The charger I have charges each battery independently using 3 transformers. It is supposed to be set up with banks 1 and 2 for Li, and bank 3 for AGM. The lead for bank 1 is marked as Lithium, the others are just 2 and 3. Bank 2 consistently takes longer to charge its battery than bank 1. I was also having times it was not charging. It turned out the fuse holder was defective, and some times making poor or no contact. I replaced it- but that bank still takes longer to charge. I suspect this is heat related. If the internal construction is as I believe, Banks 1 and 3 have their transformers at the ends of the charger, and are better cooled than bank 2, which is between them.
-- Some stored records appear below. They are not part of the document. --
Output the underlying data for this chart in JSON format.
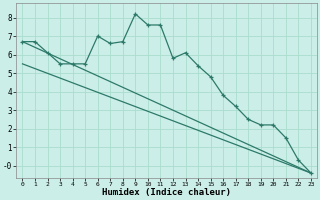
{
  "background_color": "#cceee8",
  "grid_color": "#aaddcc",
  "line_color": "#2d7a6a",
  "xlabel": "Humidex (Indice chaleur)",
  "xlim": [
    -0.5,
    23.5
  ],
  "ylim": [
    -0.65,
    8.8
  ],
  "x_ticks": [
    0,
    1,
    2,
    3,
    4,
    5,
    6,
    7,
    8,
    9,
    10,
    11,
    12,
    13,
    14,
    15,
    16,
    17,
    18,
    19,
    20,
    21,
    22,
    23
  ],
  "y_ticks": [
    0,
    1,
    2,
    3,
    4,
    5,
    6,
    7,
    8
  ],
  "y_tick_labels": [
    "-0",
    "1",
    "2",
    "3",
    "4",
    "5",
    "6",
    "7",
    "8"
  ],
  "zigzag_x": [
    0,
    1,
    2,
    3,
    4,
    5,
    6,
    7,
    8,
    9,
    10,
    11,
    12,
    13,
    14,
    15,
    16,
    17,
    18,
    19,
    20,
    21,
    22,
    23
  ],
  "zigzag_y": [
    6.7,
    6.7,
    6.1,
    5.5,
    5.5,
    5.5,
    7.0,
    6.6,
    6.7,
    8.2,
    7.6,
    7.6,
    5.8,
    6.1,
    5.4,
    4.8,
    3.8,
    3.2,
    2.5,
    2.2,
    2.2,
    1.5,
    0.3,
    -0.4
  ],
  "trend1_x": [
    0,
    23
  ],
  "trend1_y": [
    6.7,
    -0.4
  ],
  "trend2_x": [
    0,
    23
  ],
  "trend2_y": [
    5.5,
    -0.4
  ],
  "figwidth": 3.2,
  "figheight": 2.0,
  "dpi": 100
}
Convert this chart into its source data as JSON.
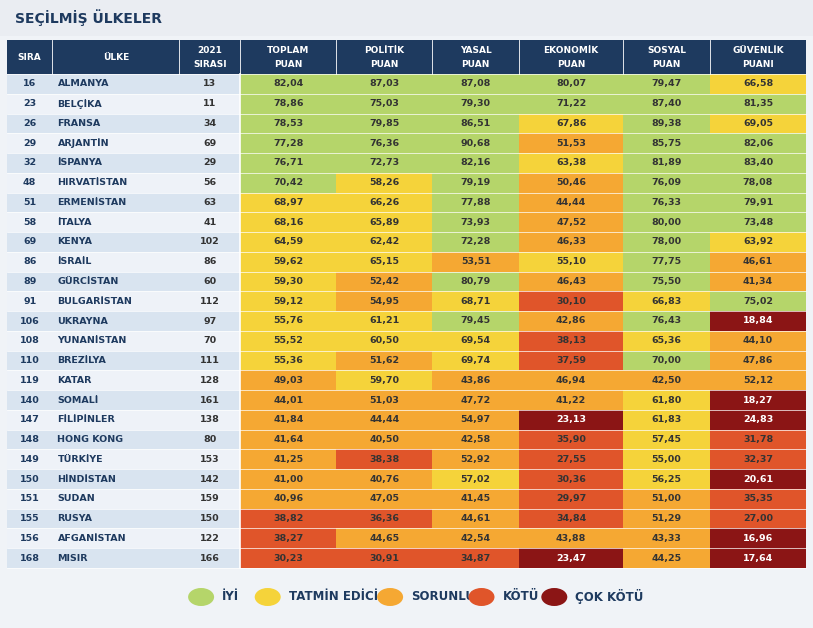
{
  "title": "SEÇİLMİŞ ÜLKELER",
  "header_line1": [
    "",
    "",
    "2021",
    "TOPLAM",
    "POLİTİK",
    "YASAL",
    "EKONOMİK",
    "SOSYAL",
    "GÜVENLİK"
  ],
  "header_line2": [
    "SIRA",
    "ÜLKE",
    "SIRASI",
    "PUAN",
    "PUAN",
    "PUAN",
    "PUAN",
    "PUAN",
    "PUANI"
  ],
  "rows": [
    [
      16,
      "ALMANYA",
      13,
      82.04,
      87.03,
      87.08,
      80.07,
      79.47,
      66.58
    ],
    [
      23,
      "BELÇİKA",
      11,
      78.86,
      75.03,
      79.3,
      71.22,
      87.4,
      81.35
    ],
    [
      26,
      "FRANSA",
      34,
      78.53,
      79.85,
      86.51,
      67.86,
      89.38,
      69.05
    ],
    [
      29,
      "ARJANTİN",
      69,
      77.28,
      76.36,
      90.68,
      51.53,
      85.75,
      82.06
    ],
    [
      32,
      "İSPANYA",
      29,
      76.71,
      72.73,
      82.16,
      63.38,
      81.89,
      83.4
    ],
    [
      48,
      "HIRVATİSTAN",
      56,
      70.42,
      58.26,
      79.19,
      50.46,
      76.09,
      78.08
    ],
    [
      51,
      "ERMENİSTAN",
      63,
      68.97,
      66.26,
      77.88,
      44.44,
      76.33,
      79.91
    ],
    [
      58,
      "İTALYA",
      41,
      68.16,
      65.89,
      73.93,
      47.52,
      80.0,
      73.48
    ],
    [
      69,
      "KENYA",
      102,
      64.59,
      62.42,
      72.28,
      46.33,
      78.0,
      63.92
    ],
    [
      86,
      "İSRAİL",
      86,
      59.62,
      65.15,
      53.51,
      55.1,
      77.75,
      46.61
    ],
    [
      89,
      "GÜRCİSTAN",
      60,
      59.3,
      52.42,
      80.79,
      46.43,
      75.5,
      41.34
    ],
    [
      91,
      "BULGARİSTAN",
      112,
      59.12,
      54.95,
      68.71,
      30.1,
      66.83,
      75.02
    ],
    [
      106,
      "UKRAYNA",
      97,
      55.76,
      61.21,
      79.45,
      42.86,
      76.43,
      18.84
    ],
    [
      108,
      "YUNANİSTAN",
      70,
      55.52,
      60.5,
      69.54,
      38.13,
      65.36,
      44.1
    ],
    [
      110,
      "BREZİLYA",
      111,
      55.36,
      51.62,
      69.74,
      37.59,
      70.0,
      47.86
    ],
    [
      119,
      "KATAR",
      128,
      49.03,
      59.7,
      43.86,
      46.94,
      42.5,
      52.12
    ],
    [
      140,
      "SOMALİ",
      161,
      44.01,
      51.03,
      47.72,
      41.22,
      61.8,
      18.27
    ],
    [
      147,
      "FİLİPİNLER",
      138,
      41.84,
      44.44,
      54.97,
      23.13,
      61.83,
      24.83
    ],
    [
      148,
      "HONG KONG",
      80,
      41.64,
      40.5,
      42.58,
      35.9,
      57.45,
      31.78
    ],
    [
      149,
      "TÜRKİYE",
      153,
      41.25,
      38.38,
      52.92,
      27.55,
      55.0,
      32.37
    ],
    [
      150,
      "HİNDİSTAN",
      142,
      41.0,
      40.76,
      57.02,
      30.36,
      56.25,
      20.61
    ],
    [
      151,
      "SUDAN",
      159,
      40.96,
      47.05,
      41.45,
      29.97,
      51.0,
      35.35
    ],
    [
      155,
      "RUSYA",
      150,
      38.82,
      36.36,
      44.61,
      34.84,
      51.29,
      27.0
    ],
    [
      156,
      "AFGANİSTAN",
      122,
      38.27,
      44.65,
      42.54,
      43.88,
      43.33,
      16.96
    ],
    [
      168,
      "MISIR",
      166,
      30.23,
      30.91,
      34.87,
      23.47,
      44.25,
      17.64
    ]
  ],
  "header_bg": "#1e3a5f",
  "header_fg": "#ffffff",
  "row_alt1": "#d9e4f0",
  "row_alt2": "#eef2f8",
  "title_bg": "#eaedf2",
  "bg_color": "#f0f3f7",
  "legend_items": [
    {
      "label": "İYİ",
      "color": "#b5d56a"
    },
    {
      "label": "TATMİN EDİCİ",
      "color": "#f5d33a"
    },
    {
      "label": "SORUNLU",
      "color": "#f5a833"
    },
    {
      "label": "KÖTÜ",
      "color": "#e0552a"
    },
    {
      "label": "ÇOK KÖTÜ",
      "color": "#8b1515"
    }
  ],
  "score_thresholds": [
    {
      "min": 70,
      "color": "#b5d56a"
    },
    {
      "min": 55,
      "color": "#f5d33a"
    },
    {
      "min": 40,
      "color": "#f5a833"
    },
    {
      "min": 25,
      "color": "#e0552a"
    },
    {
      "min": 0,
      "color": "#8b1515"
    }
  ]
}
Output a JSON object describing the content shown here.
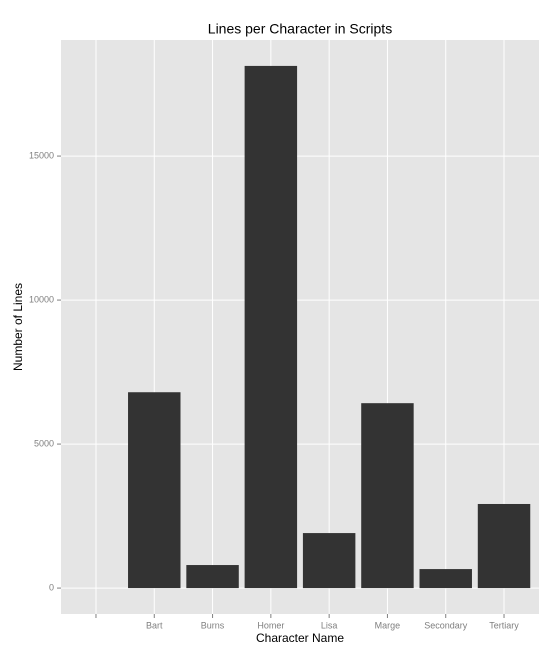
{
  "chart_data": {
    "type": "bar",
    "title": "Lines per Character in Scripts",
    "x_label": "Character Name",
    "y_label": "Number of Lines",
    "categories": [
      null,
      "Bart",
      "Burns",
      "Homer",
      "Lisa",
      "Marge",
      "Secondary",
      "Tertiary"
    ],
    "values": [
      0,
      6800,
      800,
      18130,
      1910,
      6420,
      660,
      2920
    ],
    "color": "#333333",
    "ylim": [
      -900,
      19030
    ],
    "yticks": [
      0,
      5000,
      10000,
      15000
    ],
    "grid": true
  }
}
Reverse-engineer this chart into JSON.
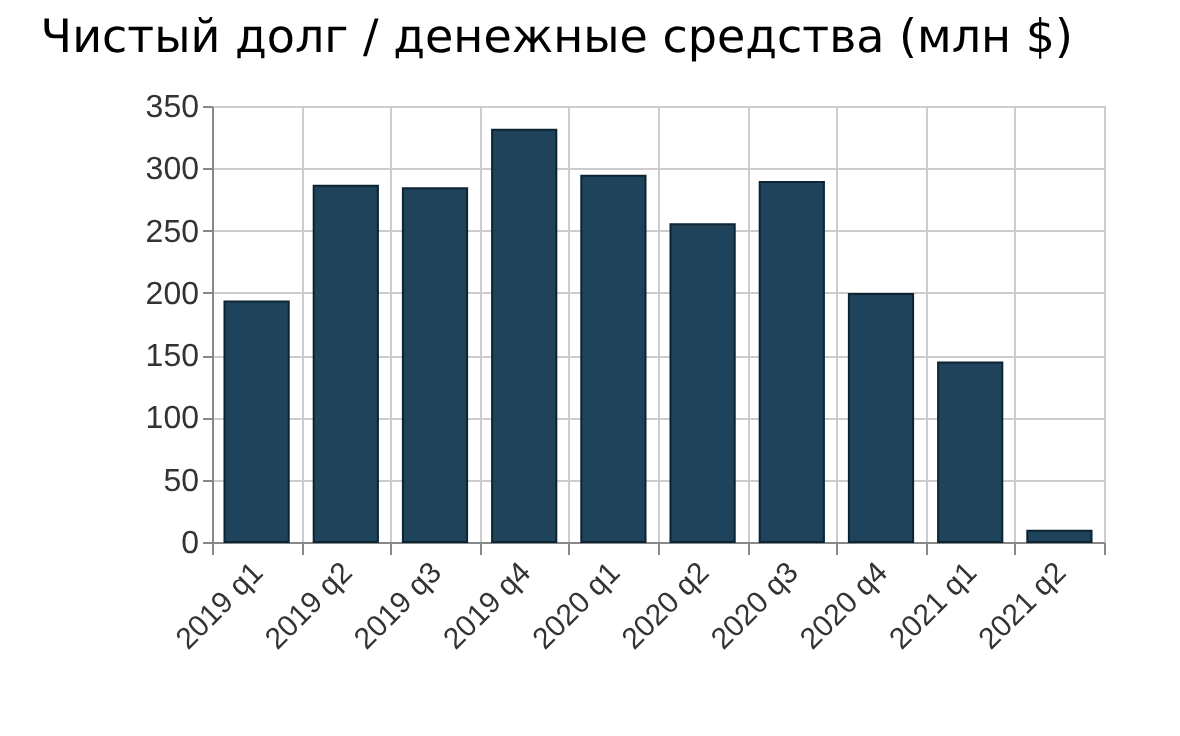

If they pause charging to cool down. this would occur more with bank two. I have been using a fan to increase cooling- but that cools all the banks, noty use bank 2. In addition, the Battle Born batterys them selves can limit their charging based on heat. The two Li batteries are mounted side by side with "long sides" together. For the battery charged by bank 2 the other long side is next to a bulkhead, so it does not cool well from that side either. I may try remounting them to leave a some space, but it will still be tight.

I ought to confirm with the company that it is in fact, a Li charging profile.

I have been having early SOC resets, and have adjusted the parameters mentioned by wildebus, and this seems to have resolved.